Questo è importante, in quanto bisogna ricordare che i bulli, così come le bulle (come ho scritto sopra), pare non siano dotati di empatia sufficiente a capire l’effetto e l’impatto negativo delle loro azioni sulla vittima. Per i bulli, infatti, le azioni di prevaricazione NON sono percepite come un problema, ma come dei semplici “scherzi”. Aiutare i persecutori o le persecutrici a prendere atto del loro modo di agire è importante per far crescere in loro maggior responsabilità ed empatia. Per empatia si intende la capacità di mettere da parte i propri pensieri per poter comprendere i sentimenti e i bisogni fondamentali dell’altro (definizione tratta da http://it.wikipedia.org/wiki/Empatia).

- Offrendo loro un buon esempio di comportamento.

Riassumendo: per evitare che vostro figlio diventi un piccolo persecutore, è bene circondarlo di affetto ma anche di severità, quando necessario. Cercare di responsabilizzarlo è il modo migliore per conferirgli una certa consapevolezza delle proprie azioni e del loro impatto sugli altri.

“Aiuto mio figlio è vittima dei bulli”: come capire i segnali e come aiutarlo

Spesso e volentieri, come detto sopra, coloro che si trovano a subire atti negativi di bullismo preferiscono non pronunciarsi in merito. Come riconoscere questo disagio, se il proprio figlio non ne ha mai parlato a nessuno, nemmeno agli amici? Ecco alcuni comportamenti che possono essere un campanello d’allarme:

 

  • Ostilità verso la scuola, scuse volte a non andarci, richiesta di esservi accompagnati.
     
  • Richieste troppo frequenti di denaro; spesso alcuni persecutori richiedono il pagamento di un “pizzo”, oppure rubano i soldi direttamente.
     
  • Stato di tensione, agitazione, tristezza, emotività ingiustificata al ritorno da scuola.
     
  • Presenza di lividi, graffi, tagli, strappi agli indumenti; se frequenti, possono essere il segnale di una forma di bullismo diretto e fisico verso vostro figlio.
     
  • Presenza frequente di incubi, sonno disturbato o agitato, incontinenza notturna.
     
  • Assenza di amicizie; le vittime purtroppo sono raramente difese dal resto del gruppo dei coetanei, che invece è coeso al bullo “capo”, o alla bulla.
     
  • Rifiuto di raccontare le giornate scolastiche nel loro svolgersi.
     

E’ a questo punto necessario cercare di scoprire che cosa turba vostro figlio, cercando di farlo parlare il più possibile in merito a questi stati emotivi negativi, prestando molta attenzione alle sue paure. Evitare di prendere subito in mano del tutto la situazione con provvedimenti diretti – tranne nel caso in cui sia assolutamente necessario per il suo bene -, è un’ottima idea, in quanto potrebbe far sentire inadeguato il vostro pargolo. Potreste, ad esempio, cercare di discutere insieme a lui (o a lei) riguardo situazioni problematiche, spronandolo\a a proporre le sue idee, i suoi timori.

Un’altra buona idea può essere quella di fargli stendere per iscritto un elenco di soluzioni al problema reale, e cercare di capire insieme quale può essere il migliore, invitando vostro figlio a metterlo in pratica.

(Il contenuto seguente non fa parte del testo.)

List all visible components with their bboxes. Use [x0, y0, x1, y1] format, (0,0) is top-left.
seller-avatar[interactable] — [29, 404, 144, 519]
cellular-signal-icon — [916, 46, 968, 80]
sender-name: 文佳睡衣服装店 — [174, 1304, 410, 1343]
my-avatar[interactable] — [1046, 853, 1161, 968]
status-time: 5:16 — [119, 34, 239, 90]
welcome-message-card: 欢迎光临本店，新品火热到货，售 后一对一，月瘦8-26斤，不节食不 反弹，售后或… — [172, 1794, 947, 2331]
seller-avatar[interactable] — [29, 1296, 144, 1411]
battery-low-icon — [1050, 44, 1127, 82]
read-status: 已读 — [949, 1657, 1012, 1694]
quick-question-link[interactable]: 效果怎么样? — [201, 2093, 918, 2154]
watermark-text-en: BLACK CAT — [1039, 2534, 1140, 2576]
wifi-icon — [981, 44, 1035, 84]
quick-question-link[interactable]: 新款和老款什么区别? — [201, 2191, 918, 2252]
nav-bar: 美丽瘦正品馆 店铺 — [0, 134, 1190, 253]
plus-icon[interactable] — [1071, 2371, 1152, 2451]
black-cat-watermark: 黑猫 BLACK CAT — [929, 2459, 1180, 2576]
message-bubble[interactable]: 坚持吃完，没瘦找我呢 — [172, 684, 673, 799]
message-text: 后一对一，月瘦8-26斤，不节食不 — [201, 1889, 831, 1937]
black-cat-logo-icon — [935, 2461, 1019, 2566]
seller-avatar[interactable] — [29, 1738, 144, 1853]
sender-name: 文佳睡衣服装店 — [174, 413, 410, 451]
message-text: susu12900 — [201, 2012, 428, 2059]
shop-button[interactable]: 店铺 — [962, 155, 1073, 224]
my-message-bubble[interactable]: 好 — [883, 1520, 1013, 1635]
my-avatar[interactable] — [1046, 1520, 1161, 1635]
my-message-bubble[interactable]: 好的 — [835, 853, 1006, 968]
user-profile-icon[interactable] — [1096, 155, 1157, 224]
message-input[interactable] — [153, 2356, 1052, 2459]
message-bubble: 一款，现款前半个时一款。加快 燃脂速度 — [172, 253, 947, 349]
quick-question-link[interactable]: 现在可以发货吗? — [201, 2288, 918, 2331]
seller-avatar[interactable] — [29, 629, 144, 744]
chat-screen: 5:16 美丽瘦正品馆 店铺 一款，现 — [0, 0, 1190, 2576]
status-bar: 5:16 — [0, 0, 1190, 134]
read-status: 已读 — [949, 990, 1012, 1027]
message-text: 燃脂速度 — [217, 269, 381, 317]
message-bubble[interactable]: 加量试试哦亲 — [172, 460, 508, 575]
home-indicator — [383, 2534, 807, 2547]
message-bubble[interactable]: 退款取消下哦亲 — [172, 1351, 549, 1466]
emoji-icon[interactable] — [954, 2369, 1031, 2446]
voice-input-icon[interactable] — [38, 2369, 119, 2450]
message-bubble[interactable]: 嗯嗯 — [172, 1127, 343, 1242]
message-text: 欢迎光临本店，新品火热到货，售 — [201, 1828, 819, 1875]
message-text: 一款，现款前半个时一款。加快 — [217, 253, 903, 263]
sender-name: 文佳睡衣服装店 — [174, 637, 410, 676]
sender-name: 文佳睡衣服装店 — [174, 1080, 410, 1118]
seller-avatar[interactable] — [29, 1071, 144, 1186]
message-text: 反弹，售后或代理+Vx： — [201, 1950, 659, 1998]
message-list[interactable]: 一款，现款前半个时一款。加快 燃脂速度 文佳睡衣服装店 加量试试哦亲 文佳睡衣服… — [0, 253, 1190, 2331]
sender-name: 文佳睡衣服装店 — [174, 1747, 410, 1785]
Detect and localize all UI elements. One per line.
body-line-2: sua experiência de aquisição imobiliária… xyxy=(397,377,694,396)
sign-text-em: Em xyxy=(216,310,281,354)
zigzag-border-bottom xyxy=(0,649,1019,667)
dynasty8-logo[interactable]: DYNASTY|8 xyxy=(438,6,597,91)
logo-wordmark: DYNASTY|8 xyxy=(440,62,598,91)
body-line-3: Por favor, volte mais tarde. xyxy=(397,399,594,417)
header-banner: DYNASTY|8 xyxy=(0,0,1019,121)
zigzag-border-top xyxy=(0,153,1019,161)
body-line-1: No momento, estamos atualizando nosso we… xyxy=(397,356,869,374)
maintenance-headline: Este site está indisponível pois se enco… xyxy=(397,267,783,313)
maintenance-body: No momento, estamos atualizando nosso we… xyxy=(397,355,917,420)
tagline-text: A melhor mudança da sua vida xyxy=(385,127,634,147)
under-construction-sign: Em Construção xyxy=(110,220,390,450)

Molti bambini, inoltre, si sentono confortati all’idea di avere intorno un muro immaginario protettivo: si può chiedere loro di pensare di avercelo intorno realmente, ogni qual volta si trovano di fronte ad atti di bullismo verbale (prese in giro, ecc.), pensando che quelle parole offensive rimbalzino via grazie al muro.

E’ meglio, comunque, aiutare vostro figlio a cercare situazioni alternative a quelle solite, cioè a trovare dei comportamenti o delle condizioni che gli permettano di evitare un contatto diretto con il bullo o la bulla: ad esempio all’uscita da scuola passare per altre vie, durante l’intervallo cercare altri gruppi di amici con cui restare, e così via (informazioni tratte dal sito: http://www.facchinetti.net/index.php?option=com_content&task=view&id=93&Itemid=180).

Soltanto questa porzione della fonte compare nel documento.